Experimental program
Comparison scheme
Effect test

Embodiment 1

[0043] Synthesis of (4R, 5S, 6S)-3-[(6,7-dihydro-5H-pyrazol[1,2-a][1,2,4]triazolium-6-yl by microreaction technique )]-thio-6-[(R)-1-hydroxyethyl]-4-methylcarbapenicill-2-ene-2-p-nitrophenyl ester (1)

[0044] This reaction was carried out using a microchannel reaction system (FRX 100, Syrris). The first reserve part of the reaction system is loaded with 4.88g (8.0mmol) (4R, 5S, 6S)-3-diphenylphosphate oxy-6-[(R)-1-hydroxyethyl]-4-methyl carbon Penicillium-2-ene-2-p-nitrophenyl ester (2) and 30ml of anhydrous acetonitrile and slightly heated compound (4R, 5S, 6S)-3-diphenylphosphate oxy-6-[(R)- 1-Hydroxyethyl]-4-methylcarbapillin-2-en-2-p-nitrophenyl ester (2) was dissolved. The second storage portion of the reaction system was charged with 1.14 g (8.0 mmol) of 6-mercapto-(6,7-dihydro-5H-pyrazol[1,2-a][1,2,4]triazole ylide ( 3), 1.2ml (8.8mmol) diisopropylethylamine and 30ml anhydrous acetonitrile make it dissolve.Microchannel mixing part is the volume of reaction part is 1...

Embodiment 2

[0046] Synthesis of (4R, 5S, 6S)-3-[(6,7-dihydro-5H-pyrazol[1,2-a][1,2,4]triazolium-6-yl by microreaction technique )]-thio-6-[(R)-1-hydroxyethyl]-4-methylcarbapenicill-2-ene-2-p-nitrophenyl ester (1)
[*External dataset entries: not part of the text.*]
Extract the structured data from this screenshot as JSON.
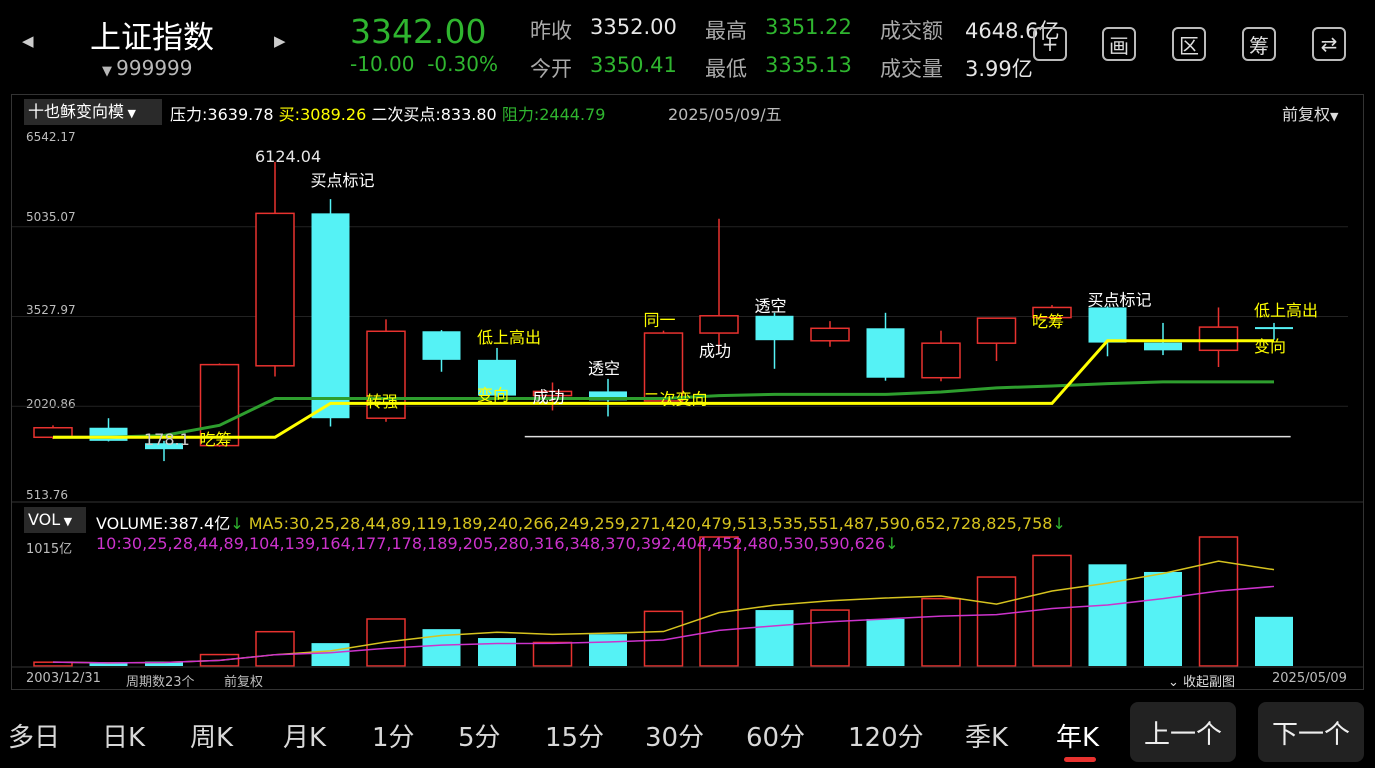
{
  "header": {
    "title": "上证指数",
    "code": "999999",
    "price": "3342.00",
    "change": "-10.00",
    "change_pct": "-0.30%",
    "prev_close_label": "昨收",
    "prev_close": "3352.00",
    "open_label": "今开",
    "open": "3350.41",
    "high_label": "最高",
    "high": "3351.22",
    "low_label": "最低",
    "low": "3335.13",
    "amount_label": "成交额",
    "amount": "4648.6亿",
    "volume_label": "成交量",
    "volume": "3.99亿",
    "toolbar_icons": [
      "plus-icon",
      "draw-icon",
      "range-icon",
      "chip-icon",
      "device-switch-icon"
    ],
    "toolbar_glyphs": [
      "+",
      "画",
      "区",
      "筹",
      "⇄"
    ]
  },
  "indicator": {
    "selector": "十也稣变向模",
    "pressure_label": "压力:",
    "pressure": "3639.78",
    "buy_label": "买:",
    "buy": "3089.26",
    "second_buy_label": "二次买点:",
    "second_buy": "833.80",
    "resistance_label": "阻力:",
    "resistance": "2444.79",
    "date": "2025/05/09/五",
    "adjust": "前复权"
  },
  "colors": {
    "up": "#e8322f",
    "down": "#55f2f5",
    "ma_green": "#2e9e2e",
    "yellow_line": "#ffff00",
    "ma5": "#d6c31f",
    "ma10": "#cc33cc"
  },
  "chart_data": [
    {
      "type": "candlestick",
      "title": "上证指数 年K",
      "y_ticks": [
        "6542.17",
        "5035.07",
        "3527.97",
        "2020.86",
        "513.76"
      ],
      "ylim": [
        513.76,
        6542.17
      ],
      "candles": [
        {
          "o": 1500,
          "c": 1660,
          "h": 1700,
          "l": 1470,
          "dir": "up"
        },
        {
          "o": 1660,
          "c": 1440,
          "h": 1820,
          "l": 1430,
          "dir": "down"
        },
        {
          "o": 1400,
          "c": 1300,
          "h": 1440,
          "l": 1100,
          "dir": "down"
        },
        {
          "o": 1360,
          "c": 2720,
          "h": 2740,
          "l": 1340,
          "dir": "up"
        },
        {
          "o": 2700,
          "c": 5260,
          "h": 6124,
          "l": 2520,
          "dir": "up"
        },
        {
          "o": 5260,
          "c": 1820,
          "h": 5500,
          "l": 1680,
          "dir": "down"
        },
        {
          "o": 1820,
          "c": 3280,
          "h": 3480,
          "l": 1760,
          "dir": "up"
        },
        {
          "o": 3280,
          "c": 2800,
          "h": 3300,
          "l": 2600,
          "dir": "down"
        },
        {
          "o": 2800,
          "c": 2200,
          "h": 3000,
          "l": 2140,
          "dir": "down"
        },
        {
          "o": 2200,
          "c": 2270,
          "h": 2420,
          "l": 1950,
          "dir": "up"
        },
        {
          "o": 2270,
          "c": 2120,
          "h": 2480,
          "l": 1850,
          "dir": "down"
        },
        {
          "o": 2110,
          "c": 3250,
          "h": 3290,
          "l": 2060,
          "dir": "up"
        },
        {
          "o": 3250,
          "c": 3540,
          "h": 5170,
          "l": 2950,
          "dir": "up"
        },
        {
          "o": 3540,
          "c": 3130,
          "h": 3590,
          "l": 2650,
          "dir": "down"
        },
        {
          "o": 3120,
          "c": 3330,
          "h": 3450,
          "l": 3020,
          "dir": "up"
        },
        {
          "o": 3330,
          "c": 2500,
          "h": 3590,
          "l": 2450,
          "dir": "down"
        },
        {
          "o": 2500,
          "c": 3080,
          "h": 3290,
          "l": 2440,
          "dir": "up"
        },
        {
          "o": 3080,
          "c": 3500,
          "h": 3500,
          "l": 2780,
          "dir": "up"
        },
        {
          "o": 3510,
          "c": 3680,
          "h": 3720,
          "l": 3460,
          "dir": "up"
        },
        {
          "o": 3680,
          "c": 3090,
          "h": 3700,
          "l": 2860,
          "dir": "down"
        },
        {
          "o": 3090,
          "c": 2960,
          "h": 3420,
          "l": 2880,
          "dir": "down"
        },
        {
          "o": 2960,
          "c": 3350,
          "h": 3680,
          "l": 2680,
          "dir": "up"
        },
        {
          "o": 3350,
          "c": 3342,
          "h": 3420,
          "l": 3140,
          "dir": "down"
        }
      ],
      "green_ma": [
        1500,
        1500,
        1530,
        1700,
        2150,
        2150,
        2150,
        2150,
        2150,
        2150,
        2150,
        2150,
        2200,
        2220,
        2220,
        2220,
        2260,
        2330,
        2360,
        2400,
        2430,
        2430,
        2430
      ],
      "yellow_line": [
        1500,
        1500,
        1500,
        1500,
        1500,
        2070,
        2070,
        2070,
        2070,
        2070,
        2070,
        2070,
        2070,
        2070,
        2070,
        2070,
        2070,
        2070,
        2070,
        3120,
        3120,
        3120,
        3120
      ],
      "signals": [
        {
          "i": 2,
          "text": "178.1",
          "color": "#cccccc",
          "value": 1370
        },
        {
          "i": 3,
          "text": "吃筹",
          "color": "#ffff00",
          "value": 1370
        },
        {
          "i": 4,
          "text": "6124.04",
          "color": "#e6e6e6",
          "value": 6124
        },
        {
          "i": 5,
          "text": "买点标记",
          "color": "#ffffff",
          "value": 5720
        },
        {
          "i": 6,
          "text": "转强",
          "color": "#ffff00",
          "value": 2010
        },
        {
          "i": 8,
          "text": "低上高出",
          "color": "#ffff00",
          "value": 3080
        },
        {
          "i": 8,
          "text": "变向",
          "color": "#ffff00",
          "value": 2120
        },
        {
          "i": 9,
          "text": "成功",
          "color": "#ffffff",
          "value": 2080
        },
        {
          "i": 10,
          "text": "透空",
          "color": "#ffffff",
          "value": 2560
        },
        {
          "i": 11,
          "text": "二次变向",
          "color": "#ffff00",
          "value": 2050
        },
        {
          "i": 11,
          "text": "同一",
          "color": "#ffff00",
          "value": 3380
        },
        {
          "i": 12,
          "text": "成功",
          "color": "#ffffff",
          "value": 2860
        },
        {
          "i": 13,
          "text": "透空",
          "color": "#ffffff",
          "value": 3610
        },
        {
          "i": 18,
          "text": "吃筹",
          "color": "#ffff00",
          "value": 3350
        },
        {
          "i": 19,
          "text": "买点标记",
          "color": "#ffffff",
          "value": 3710
        },
        {
          "i": 22,
          "text": "低上高出",
          "color": "#ffff00",
          "value": 3540
        },
        {
          "i": 22,
          "text": "变向",
          "color": "#ffff00",
          "value": 2930
        }
      ]
    },
    {
      "type": "bar",
      "title": "VOL",
      "volume_label": "VOLUME:",
      "volume": "387.4亿",
      "ma5_label": "MA5:",
      "ma5": [
        30,
        25,
        28,
        44,
        89,
        119,
        189,
        240,
        266,
        249,
        259,
        271,
        420,
        479,
        513,
        535,
        551,
        487,
        590,
        652,
        728,
        825,
        758
      ],
      "ma10_label": "10:",
      "ma10": [
        30,
        25,
        28,
        44,
        89,
        104,
        139,
        164,
        177,
        178,
        189,
        205,
        280,
        316,
        348,
        370,
        392,
        404,
        452,
        480,
        530,
        590,
        626
      ],
      "y_tick": "1015亿",
      "ylim": [
        0,
        1015
      ],
      "values": [
        30,
        20,
        35,
        90,
        270,
        180,
        370,
        290,
        220,
        185,
        250,
        430,
        1015,
        440,
        440,
        370,
        530,
        700,
        870,
        800,
        740,
        1015,
        387
      ]
    }
  ],
  "chart_footer": {
    "start_date": "2003/12/31",
    "period_count": "周期数23个",
    "adjust": "前复权",
    "collapse": "收起副图",
    "end_date": "2025/05/09"
  },
  "tabs": [
    "多日",
    "日K",
    "周K",
    "月K",
    "1分",
    "5分",
    "15分",
    "30分",
    "60分",
    "120分",
    "季K",
    "年K"
  ],
  "active_tab": "年K",
  "nav": {
    "prev": "上一个",
    "next": "下一个"
  }
}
[0047] This reaction was carried out using a microchannel reaction system (FRX 100, Syrris). The first reserve part of the reaction system is loaded with 4.88g (8.0mmol) (4R, 5S, 6S)-3-diphenylphosphate oxy-6-[(R)-1-hydroxyethyl]-4-methyl carbon Penicillium-2-ene-2-p-nitrophenyl ester (2) and 30ml of anhydrous acetonitrile and slightly heated compound (4R, 5S, 6S)-3-diphenylphosphate oxy-6-[(R)- 1-Hydroxyethyl]-4-methylcarbapillin-2-en-2-p-nitrophenyl ester (2) was dissolved. The second storage portion of the reaction system was charged with 1.14 g (8.0 mmol) of 6-mercapto-(6,7-dihydro-5H-pyrazol[1,2-a][1,2,4]triazole ylide ( 3), 1.2ml (8.8mmol) diisopropylethylamine and 30ml anhydrous acetonitrile make it dissolve.Microchannel mixing part is the volume of reaction part is 1...

Embodiment 3

[0049] Synthesis of (4R, 5S, 6S)-3-[(6,7-dihydro-5H-pyrazol[1,2-a][1,2,4]triazolium-6-yl by microreaction technique )]-thio-6-[(R)-1-hydroxyethyl]-4-methylcarbapenicill-2-ene-2-p-nitrophenyl ester (1)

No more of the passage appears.